All of those questions troubled me a great deal. However, the most important of my ponderings was the question that backed all the other questions: What happens after death? I tried picturing different ideas, such as being reincarnated like in the Buddhist religion or going heaven or hell.

I could never find an answer that satisfied me, so the idea of dying scared me a great deal. So I set my mind in my 5th grade year: When I grew up I would find the secret to immortality.

It was a mad, ungodly quest. I swore I would never be religious, because what I would do what be against every pricinple of every religion.

I started with the basics; finding how the different ways people died, and how to counteract each one. I started with the most natural one: Old age. People age because their hearts grow tired of beating, this much I knew. So in my mind, I formed the idea of a metallic heart that would never stop beating. This is different from artificial hearts existing today, because this was something that you carried with you, you don't have to be connected with a machine because it would be attached in one simple surgery.

And so, it began with the metallic heart I drew for my 6th grade science project (Draw and describe one invention you want to create) I drew a stereotypical heart, colored it red, and attached nails, metal boards, and different blinking lights to make it seem like a hybrid flesh and robot heart. My team teachers were completely befuzzled, even after I explained design to them.

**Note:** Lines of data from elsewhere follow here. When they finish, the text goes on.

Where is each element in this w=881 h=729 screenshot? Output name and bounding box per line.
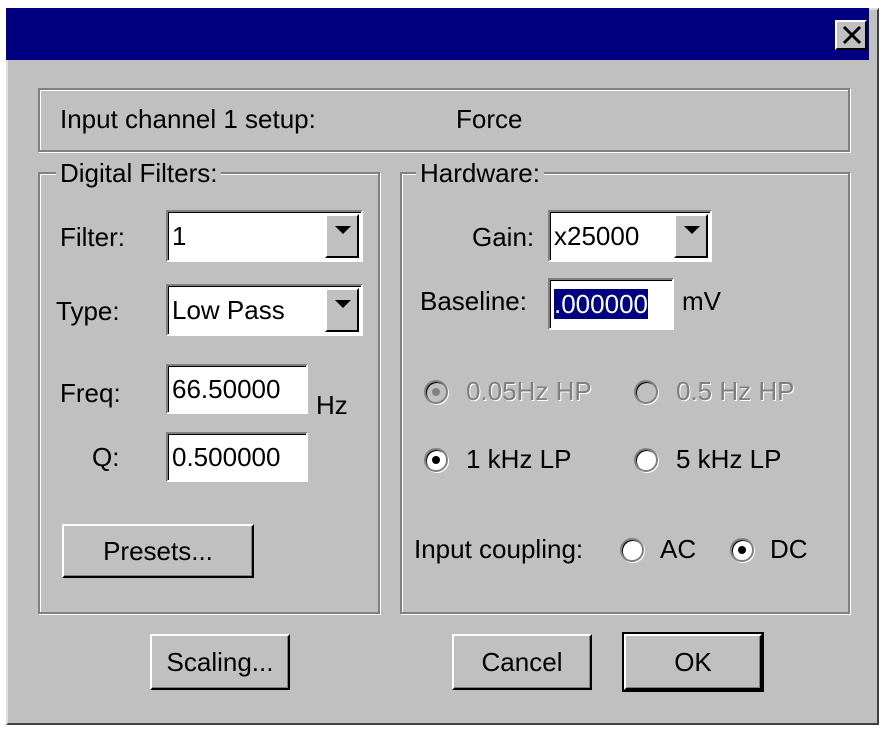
q-label: Q: (92, 442, 120, 472)
hardware-title: Hardware: (416, 158, 544, 189)
type-label: Type: (56, 296, 120, 326)
q-input[interactable]: 0.500000 (166, 432, 308, 482)
radio-dot (432, 388, 440, 396)
coupling-dc-radio[interactable] (730, 538, 754, 562)
ok-button[interactable]: OK (622, 632, 764, 692)
chevron-down-icon[interactable] (674, 214, 708, 258)
freq-input[interactable]: 66.50000 (166, 364, 308, 414)
type-value: Low Pass (172, 295, 285, 325)
close-button[interactable] (835, 20, 867, 50)
hp-05-label: 0.5 Hz HP (676, 376, 795, 406)
lp-5khz-radio[interactable] (634, 448, 658, 472)
cancel-button[interactable]: Cancel (452, 634, 592, 690)
radio-dot (738, 546, 746, 554)
coupling-ac-label[interactable]: AC (660, 534, 696, 565)
lp-1khz-radio[interactable] (424, 448, 448, 472)
freq-value: 66.50000 (172, 374, 281, 404)
chevron-down-icon[interactable] (325, 288, 359, 332)
gain-value: x25000 (554, 221, 640, 251)
gain-select[interactable]: x25000 (548, 210, 712, 262)
freq-label: Freq: (60, 378, 121, 408)
filter-value: 1 (172, 221, 187, 251)
filter-label: Filter: (60, 222, 125, 252)
baseline-label: Baseline: (420, 286, 527, 316)
coupling-ac-radio[interactable] (620, 538, 644, 562)
lp-1khz-label[interactable]: 1 kHz LP (466, 444, 572, 475)
coupling-label: Input coupling: (414, 534, 584, 564)
coupling-dc-label[interactable]: DC (770, 534, 808, 565)
freq-unit: Hz (316, 390, 348, 420)
q-value: 0.500000 (172, 442, 281, 472)
filter-select[interactable]: 1 (166, 210, 363, 262)
radio-dot (432, 456, 440, 464)
title-bar (6, 8, 869, 60)
hp-005-radio (424, 380, 448, 404)
close-icon (842, 25, 862, 45)
baseline-value: .000000 (554, 289, 648, 319)
baseline-input[interactable]: .000000 (548, 278, 674, 330)
lp-5khz-label[interactable]: 5 kHz LP (676, 444, 782, 475)
hp-05-radio (634, 380, 658, 404)
channel-name: Force (456, 104, 523, 134)
baseline-unit: mV (682, 286, 721, 316)
digital-filters-title: Digital Filters: (56, 158, 222, 189)
type-select[interactable]: Low Pass (166, 284, 363, 336)
presets-button[interactable]: Presets... (62, 524, 254, 578)
header-label: Input channel 1 setup: (60, 104, 316, 134)
gain-label: Gain: (472, 222, 535, 252)
scaling-button[interactable]: Scaling... (150, 634, 290, 690)
hp-005-label: 0.05Hz HP (466, 376, 592, 406)
chevron-down-icon[interactable] (325, 214, 359, 258)
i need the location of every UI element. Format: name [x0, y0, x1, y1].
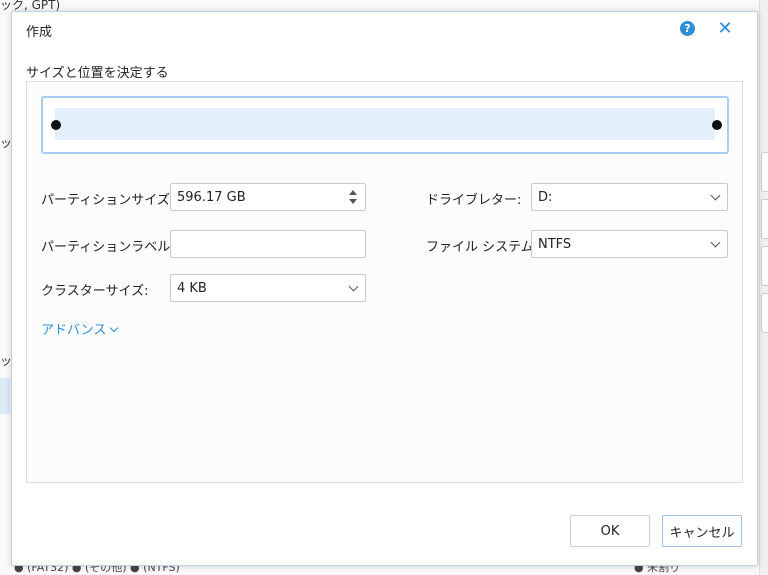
cluster-size-select[interactable]: 4 KB	[170, 274, 366, 302]
advanced-toggle[interactable]: アドバンス	[41, 319, 119, 338]
partition-size-bar[interactable]	[41, 96, 729, 154]
partition-label-input[interactable]	[170, 230, 366, 258]
chevron-down-icon	[710, 237, 721, 248]
ok-button[interactable]: OK	[570, 515, 650, 547]
file-system-value: NTFS	[538, 236, 572, 252]
cancel-button[interactable]: キャンセル	[662, 515, 742, 547]
drive-letter-label: ドライブレター:	[426, 193, 522, 208]
create-partition-dialog: 作成 ? ✕ サイズと位置を決定する パーティションサイズ: 596.17 GB…	[11, 11, 758, 566]
background-side-button	[761, 293, 768, 333]
background-side-button	[761, 199, 768, 239]
spinner-arrows-icon[interactable]	[349, 190, 357, 206]
help-icon[interactable]: ?	[680, 21, 695, 36]
background-side-button	[761, 152, 768, 192]
partition-size-value: 596.17 GB	[177, 189, 246, 205]
partition-label-label: パーティションラベル:	[41, 240, 175, 255]
advanced-label: アドバンス	[41, 323, 107, 338]
chevron-down-icon	[710, 190, 721, 201]
background-selected-row	[0, 378, 10, 414]
section-label: サイズと位置を決定する	[26, 66, 169, 81]
partition-fill	[55, 108, 715, 140]
chevron-down-icon	[110, 323, 119, 333]
chevron-down-icon	[348, 281, 359, 292]
file-system-select[interactable]: NTFS	[531, 230, 728, 258]
background-side-button	[761, 246, 768, 286]
drive-letter-select[interactable]: D:	[531, 183, 728, 211]
cluster-size-value: 4 KB	[177, 280, 207, 296]
cluster-size-label: クラスターサイズ:	[41, 284, 149, 299]
settings-panel: パーティションサイズ: 596.17 GB パーティションラベル: クラスターサ…	[26, 81, 743, 483]
left-resize-handle[interactable]	[51, 120, 61, 130]
file-system-label: ファイル システム:	[426, 240, 539, 255]
partition-size-input[interactable]: 596.17 GB	[170, 183, 366, 211]
right-resize-handle[interactable]	[712, 120, 722, 130]
partition-size-label: パーティションサイズ:	[41, 193, 175, 208]
drive-letter-value: D:	[538, 189, 553, 205]
close-icon[interactable]: ✕	[716, 18, 734, 39]
background-side-panel	[759, 0, 768, 574]
dialog-title: 作成	[26, 25, 53, 40]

I didn't stop with the heart. After hearing a story on the radio about how every single organ in the human anatomy could be replaced artifically, I went to on design in my mind and draw on paper a plastic liver, and fiber lungs. I replaced every part of the human system with something artificial that was more durable than flesh except for the brain. If I'd had my way, there would be a living, breathing, walking human with sprayed on ultra-hard skin, arms that weere like the replacement robot ones today, but working just as fluently as a normal flesh arm.

Everything could be replced or improvised except for the brain. For I had no idea how it would be possible to design a brain more durable than the one we already had, remove the current one, and attach the replacement without completely disabling the human.

First of all, it would be literally impossible for a human to design a human brain. The limits of how smart a man can be is how far his brain can go. And designing a second brain would just out of those limits, as nothing on earth can perfectly redesign itself (Or at least thats how I thought of it).

Second of all, everything in the body is connected to the brain. Every nerve, every vein, every muscle, can not move or feel pain without sending a signal to the brain. To cut all of those connections and reestablish them is impossible.

And so, ironically, the Human Brain was the dead end for my thoughts of immortality. How long a flesh brain could live is the limit of how long a human could ever possibly live. My 7th grade mind could not find any alternative. As I grew up, all through my school years and into my career, I tried to conquer the obstacle of the Human Mind. Eventually, I got to thinking that the Human Mind was the final stopper that God had set, so that the human life would never we indefinite. It was the last resort to keep nature to preserve its course.

As I write this on my deathbed, daignosed with a fatal case of brain tumor, I think back on how my life was wasted. If I had simply faced death as I do now, instead of fearing it and trying to avoid it, my life would have been so much more productive and would have had meaning.

D.L. Walker, Brain Neurologist. Gender: Male
Age: 274

The author's comments:
As a little kid (Not so long ago) I always thought about how I could immortality. That is, until I saw Tuck Everlasting. Then I decided that the costs of immortality were not worth it.